Long term storage, especially for references to the software that will live long after the project (e.g. in publications), require more persistent storage (e.g. Zenodo). Associating this long term storage with a persistent identifier (e.g. a Digital Object Identifier - DOI) will greatly assist reproducibility through operation of the exact version used to generate the research results. Findability of the software by the research community is improved as these DOIs are indexed and can be used to persistently and reliably point to this storage.
-
Retrieval
A preserved software package as well as its dependencies need to be clearly labeled and identified with a suitable meta-data to be included in catalogs to improve findability. Where possible and appropriate, dependencies should be bundled with the software package. Including these dependencies helps ensure accurate reproducibility by ensuring the exact version of the dependencies are used when validating results. In addition, this bundling helps prevent the preserved software from being unusable if the dependencies cannot be retrieved in the future, thereby improving the overall software accessibility. See the left-pad debacle for an example of how the deletion of a simple, minor dependency crippled web development across the globe.
-
Construction
To ensure the software can be rebuilt using the preserved software source code and reinstalled within a replica of the environment so that it will execute exactly as expected, adequate descriptive documentation of the compilation and operation environment is required.
-
Replay
Document test cases and include test data that demonstrate the preserved software and to help verify the executing software is producing the the correct, expected results. This replay relates to the construction and documentation aspect above. The software documentation should include detailed instructions on how to install, configure, use and test the software. Replay future users and maintainers understand the software’s functionality, dependencies and assumptions, ensuring its continued consistency and usability.

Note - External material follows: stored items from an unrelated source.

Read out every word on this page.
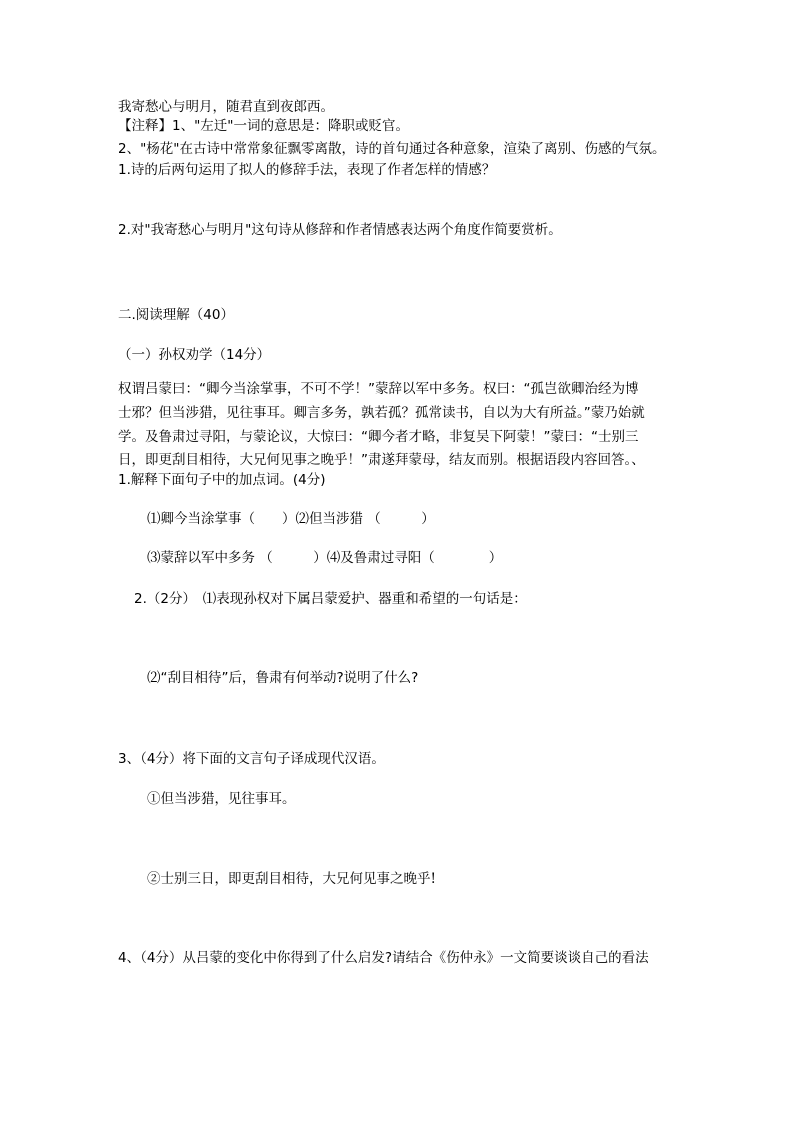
我寄愁心与明月，随君直到夜郎西。
【注释】1、"左迁"一词的意思是：降职或贬官。
2、"杨花"在古诗中常常象征飘零离散，诗的首句通过各种意象，渲染了离别、伤感的气氛。
1.诗的后两句运用了拟人的修辞手法，表现了作者怎样的情感？
2.对"我寄愁心与明月"这句诗从修辞和作者情感表达两个角度作简要赏析。
二.阅读理解（40）
（一）孙权劝学（14分）
权谓吕蒙曰：“卿今当涂掌事，不可不学！”蒙辞以军中多务。权曰：“孤岂欲卿治经为博
士邪？但当涉猎，见往事耳。卿言多务，孰若孤？孤常读书，自以为大有所益。”蒙乃始就
学。及鲁肃过寻阳，与蒙论议，大惊曰：“卿今者才略，非复吴下阿蒙！”蒙曰：“士别三
日，即更刮目相待，大兄何见事之晚乎！”肃遂拜蒙母，结友而别。根据语段内容回答。、
1.解释下面句子中的加点词。(4分)
⑴卿今当涂掌事（　　）⑵但当涉猎 （　　　）
⑶蒙辞以军中多务 （　　　）⑷及鲁肃过寻阳（　　　　）
2.（2分）　⑴表现孙权对下属吕蒙爱护、器重和希望的一句话是：
⑵“刮目相待”后，鲁肃有何举动?说明了什么?
3、（4分）将下面的文言句子译成现代汉语。
①但当涉猎，见往事耳。
②士别三日，即更刮目相待，大兄何见事之晚乎!
4、（4分）从吕蒙的变化中你得到了什么启发?请结合《伤仲永》一文简要谈谈自己的看法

Preserved research software should include everything needed to reproduce the environment, execution and results for longevity of the same.
Continuously improved research software requires ongoing maintenance and updates to address bugs, security vulnerabilities, and changing dependencies, environments and requirements. Establishing plans to support this development helps ensure that the software remains functional and up to date. In addition, encouraging and supporting a community around the software contributes to its sustainability. Researchers can engage with users, contributors, and stakeholders by fostering communication channels, providing support, and encouraging collaboration. A vibrant community can help maintain and enhance the software over time. This would require a proper transfer of knowledge about the research software from researchers to the community through adequate documentation.
Addressing these aspects in a research software management plan helps support both preserved and continuously improved research software long into the future.